67% ← Percentile scores rank students relative to others. This is NOT diagnostic. Relative scores don’t tell a teacher what to do next with a student.
780 ← Scaled scores provide a ranking within a subject (such as reading, numbers and operations, total math, etc.) that is typically a summative measure. These are NOT diagnostic.
340 Lexile ← This is a readability score. It reveals the level at which a student can read and answer questions correctly. This is not diagnostic because it doesn’t tell you why.
3.5 gls ← If this is assigned to a broad category such as “Math” or “Reading,” it is NOT diagnostic. It doesn’t tell you why a student is at this level. However, if tied to a specific sub-test of a subject such as “Phonics,” “Place Value,” “High-Frequency Words,” or “Multiplication of Whole Numbers,” then it is diagnostic, since each grade-level score will be linked to specific instructional content. For example, at mid-third grade, a teacher would typically teach “thousands, ten-thousands, and hundred-thousands place value” within the math sub-test of Place Value. Grade-level scores are typically criterion-referenced and tied to externally fixed skills or concepts.
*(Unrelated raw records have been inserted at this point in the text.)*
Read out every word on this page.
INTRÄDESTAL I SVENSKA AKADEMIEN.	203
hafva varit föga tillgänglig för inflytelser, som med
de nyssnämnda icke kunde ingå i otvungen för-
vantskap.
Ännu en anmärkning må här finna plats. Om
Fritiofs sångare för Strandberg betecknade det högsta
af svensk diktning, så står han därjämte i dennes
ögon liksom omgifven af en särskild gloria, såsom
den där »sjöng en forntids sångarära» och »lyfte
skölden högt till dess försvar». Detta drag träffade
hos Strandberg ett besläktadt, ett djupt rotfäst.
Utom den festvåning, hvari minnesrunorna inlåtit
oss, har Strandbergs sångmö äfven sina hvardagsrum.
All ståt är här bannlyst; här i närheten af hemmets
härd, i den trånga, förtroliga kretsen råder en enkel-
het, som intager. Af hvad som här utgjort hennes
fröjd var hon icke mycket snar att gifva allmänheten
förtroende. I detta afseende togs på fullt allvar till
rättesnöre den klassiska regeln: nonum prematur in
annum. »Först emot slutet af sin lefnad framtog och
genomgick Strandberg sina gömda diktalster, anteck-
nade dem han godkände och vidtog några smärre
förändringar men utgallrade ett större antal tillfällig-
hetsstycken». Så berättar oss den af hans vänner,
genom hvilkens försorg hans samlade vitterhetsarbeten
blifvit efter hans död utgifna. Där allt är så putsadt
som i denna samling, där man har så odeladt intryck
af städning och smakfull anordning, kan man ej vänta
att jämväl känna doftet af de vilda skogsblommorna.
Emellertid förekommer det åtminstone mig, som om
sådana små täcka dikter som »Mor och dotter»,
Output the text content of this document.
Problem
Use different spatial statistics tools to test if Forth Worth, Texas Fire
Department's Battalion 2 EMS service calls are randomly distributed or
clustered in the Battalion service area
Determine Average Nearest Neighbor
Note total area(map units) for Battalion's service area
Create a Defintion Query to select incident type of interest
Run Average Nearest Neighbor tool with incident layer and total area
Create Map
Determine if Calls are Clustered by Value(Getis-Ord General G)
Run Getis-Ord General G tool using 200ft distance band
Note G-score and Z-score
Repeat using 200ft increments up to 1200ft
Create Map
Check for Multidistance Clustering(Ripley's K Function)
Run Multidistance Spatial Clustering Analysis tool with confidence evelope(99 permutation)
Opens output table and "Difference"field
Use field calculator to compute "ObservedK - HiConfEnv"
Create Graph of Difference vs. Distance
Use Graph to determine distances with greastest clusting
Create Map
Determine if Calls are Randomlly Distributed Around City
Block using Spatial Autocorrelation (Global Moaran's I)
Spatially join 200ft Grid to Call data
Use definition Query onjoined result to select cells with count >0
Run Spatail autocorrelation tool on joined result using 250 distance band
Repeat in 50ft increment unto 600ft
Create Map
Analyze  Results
Early pioneers of computer-adaptive testing in education
The DORA assessment by Let’s Go Learn launched in September 2001. It was arguably the first true computer-adaptive assessment that was also diagnostic. It operated over the Internet using a 28.8k modem. To put this in perspective, today we measure our high-bandwidth Internet in MB or megabits, which is 1000 times faster. So 28.8k is 0.028 MB.
DORA assessed students in reading. It started with decoding and examined high-frequency words. If a student’s High-Frequency Word grade-level score was low, it then transitioned to a lower level for Word Recognition and then into Phonics. Ultimately, based on earlier scores, a comprehension passage level was selected. In this manner, even students who struggle with reading are not overwhelmed by the DORA assessment. DORA uses computer-adaptive technology to reduce test time and decrease student frustration. This leads to a better and more accurate diagnostic assessment.
In 2005, the DOMA Pre-Algebra and DOMA Algebra assessments were launched by Let’s Go Learn. And in 2010, the ADAM assessment was also launched by Let’s Go Learn in the area of K-7/8 foundational mathematics. These assessments are all highly diagnostic, using computer-adaptive technologies to reduce test-taking time and student frustration and improve diagnostic accuracy.